There are "clear imperfections in the onion markets and presence of interested cartels", it said.
Bangalore-based Institute for Social and Economic Change conducted the study for fair trade regulator – Competition Commission of India (CCI). The report, which looked at competitiveness in major onion markets of Maharashtra and Karnataka, was submitted to the regulator in December.
"Results of seasonal indices, correlations, daily, monthly arrivals their prices etc. indicated existence of anti-competitive elements in the onion markets.
"A few big traders having well connected networks with market intermediaries in other markets seem to play a major role in hoarding for expected high prices," said the findings, released recently.
According to the report, market structure of onion is unilaterally dictated by the traders, not farmers. Minimal role of farmers in price discovery due to low size of average farm holdings - 1.15 to 1.3 acre, unfavourable weather conditions and price risk are cited as major reasons for the situation.

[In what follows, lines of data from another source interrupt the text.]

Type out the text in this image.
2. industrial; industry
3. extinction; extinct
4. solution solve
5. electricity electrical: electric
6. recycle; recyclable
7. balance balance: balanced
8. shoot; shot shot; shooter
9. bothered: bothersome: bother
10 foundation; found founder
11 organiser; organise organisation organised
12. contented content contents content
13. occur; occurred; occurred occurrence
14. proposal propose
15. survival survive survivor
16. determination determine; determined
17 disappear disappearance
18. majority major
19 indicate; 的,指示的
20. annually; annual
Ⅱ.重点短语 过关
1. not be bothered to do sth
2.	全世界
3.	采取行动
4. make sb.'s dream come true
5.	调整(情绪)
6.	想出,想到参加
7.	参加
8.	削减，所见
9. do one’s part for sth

"Most of trading is in the hands of commission agents and traders... Lack of trading expertise, market knowledge and risk bearing capacity has prevented most of the farmers to make any dent in onion trading," it noted.
The report stressed that changes in onion prices have a huge impact on the food security, farmer and consumer welfare.
"Factors like significant marketing costs, lack of market infrastructure, control of trade in the hands of few traders, restricting entry for new traders, often strikes by market functionaries, etc. can also responsible for high prices of onion," it said.
During the agricultural year 2011-12, onion was grown in an area of 1.04 million hectares with a production of 15.75 million tonnes.